Pollinator-mediated stabilizing selection (PMSS) has been proposed as the driver of the evolutionary shift from radial to bilateral symmetry of flowers. Studies have shown that variation in flower size is lower in bilateral than in radial species, but whether bilateral flowers experience more stabilizing selection pressures by employing fewer, more specialized pollinators than radial flowers remains unclear.

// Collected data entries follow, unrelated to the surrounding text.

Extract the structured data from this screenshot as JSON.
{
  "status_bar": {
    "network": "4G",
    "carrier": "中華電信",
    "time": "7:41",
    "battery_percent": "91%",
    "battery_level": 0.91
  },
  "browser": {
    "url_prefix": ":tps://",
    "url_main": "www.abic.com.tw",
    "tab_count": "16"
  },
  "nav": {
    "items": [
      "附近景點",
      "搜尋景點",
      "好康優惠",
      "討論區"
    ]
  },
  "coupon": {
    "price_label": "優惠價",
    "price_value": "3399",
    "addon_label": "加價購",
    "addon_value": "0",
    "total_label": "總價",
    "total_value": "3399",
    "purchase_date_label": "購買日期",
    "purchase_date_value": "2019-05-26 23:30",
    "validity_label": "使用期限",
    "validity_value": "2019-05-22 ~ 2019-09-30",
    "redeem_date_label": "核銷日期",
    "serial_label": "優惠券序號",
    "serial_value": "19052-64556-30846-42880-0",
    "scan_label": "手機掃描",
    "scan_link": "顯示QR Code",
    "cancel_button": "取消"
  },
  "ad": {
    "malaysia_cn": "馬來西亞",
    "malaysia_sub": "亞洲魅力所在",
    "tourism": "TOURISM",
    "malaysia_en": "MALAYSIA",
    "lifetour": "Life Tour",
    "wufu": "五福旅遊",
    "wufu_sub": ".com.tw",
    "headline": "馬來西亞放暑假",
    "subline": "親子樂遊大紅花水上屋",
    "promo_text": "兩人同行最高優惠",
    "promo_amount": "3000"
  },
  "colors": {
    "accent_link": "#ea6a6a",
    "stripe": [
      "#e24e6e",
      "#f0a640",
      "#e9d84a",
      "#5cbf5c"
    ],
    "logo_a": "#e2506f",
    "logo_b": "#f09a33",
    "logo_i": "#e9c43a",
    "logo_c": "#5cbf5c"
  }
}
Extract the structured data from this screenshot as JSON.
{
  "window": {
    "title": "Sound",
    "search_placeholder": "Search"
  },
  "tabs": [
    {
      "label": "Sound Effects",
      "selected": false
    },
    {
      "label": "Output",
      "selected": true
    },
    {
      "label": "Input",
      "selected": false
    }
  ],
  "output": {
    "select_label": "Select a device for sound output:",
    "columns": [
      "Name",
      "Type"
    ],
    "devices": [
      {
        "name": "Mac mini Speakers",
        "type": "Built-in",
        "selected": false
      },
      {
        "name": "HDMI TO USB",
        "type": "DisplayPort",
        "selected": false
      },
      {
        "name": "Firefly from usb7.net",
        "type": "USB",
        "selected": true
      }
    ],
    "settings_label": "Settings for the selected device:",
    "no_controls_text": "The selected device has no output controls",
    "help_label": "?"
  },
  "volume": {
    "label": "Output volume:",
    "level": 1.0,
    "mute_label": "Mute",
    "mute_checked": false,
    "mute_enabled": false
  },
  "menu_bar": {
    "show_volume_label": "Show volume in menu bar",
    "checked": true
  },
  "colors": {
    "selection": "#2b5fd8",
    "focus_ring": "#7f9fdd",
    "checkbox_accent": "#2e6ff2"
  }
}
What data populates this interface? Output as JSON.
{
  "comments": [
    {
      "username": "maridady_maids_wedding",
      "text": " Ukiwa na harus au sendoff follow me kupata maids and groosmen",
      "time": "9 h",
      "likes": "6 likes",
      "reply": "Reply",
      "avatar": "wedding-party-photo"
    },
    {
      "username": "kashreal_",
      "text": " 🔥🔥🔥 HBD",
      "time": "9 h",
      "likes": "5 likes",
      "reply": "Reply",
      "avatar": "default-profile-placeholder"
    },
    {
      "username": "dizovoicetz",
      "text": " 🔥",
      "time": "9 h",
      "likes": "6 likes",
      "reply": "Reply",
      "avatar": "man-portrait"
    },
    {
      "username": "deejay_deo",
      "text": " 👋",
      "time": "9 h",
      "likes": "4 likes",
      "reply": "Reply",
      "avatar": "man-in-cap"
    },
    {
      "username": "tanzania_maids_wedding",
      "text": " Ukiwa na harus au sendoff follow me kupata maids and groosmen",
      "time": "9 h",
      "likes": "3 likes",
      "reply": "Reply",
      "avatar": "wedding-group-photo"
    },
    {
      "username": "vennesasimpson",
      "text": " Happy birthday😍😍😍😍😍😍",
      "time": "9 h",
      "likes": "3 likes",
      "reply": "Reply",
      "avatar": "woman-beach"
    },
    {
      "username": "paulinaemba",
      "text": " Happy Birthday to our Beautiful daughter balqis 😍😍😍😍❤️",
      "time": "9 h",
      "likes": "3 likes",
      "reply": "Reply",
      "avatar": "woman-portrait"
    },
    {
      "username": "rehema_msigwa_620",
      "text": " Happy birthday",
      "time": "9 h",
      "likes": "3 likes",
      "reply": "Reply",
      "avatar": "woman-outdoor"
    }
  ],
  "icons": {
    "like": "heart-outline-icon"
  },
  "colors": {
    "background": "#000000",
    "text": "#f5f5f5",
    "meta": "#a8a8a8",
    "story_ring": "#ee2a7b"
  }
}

To test the PMSS hypothesis, we investigate plant-pollinator interactions from a whole community in an alpine meadow in Hengduan Mountains, China, to examine: (i) variance in flower size and level of ecological generalization (pollinator diversity calculated using functional groups) in 14 bilateral and 13 radial species and (ii) the role pollinator diversity played in explaining the difference of variance in flower size between bilateral and radial species. Our data showed that bilateral species had less variance in flower size and were visited by fewer pollinator groups. Pollinator diversity accounted for up to 40 per cent of the difference in variance in flower size between bilateral and radial species. The mediator effect of pollinator diversity on the relationship between floral symmetry and variance in flower size in the community is consistent with the PMSS hypothesis.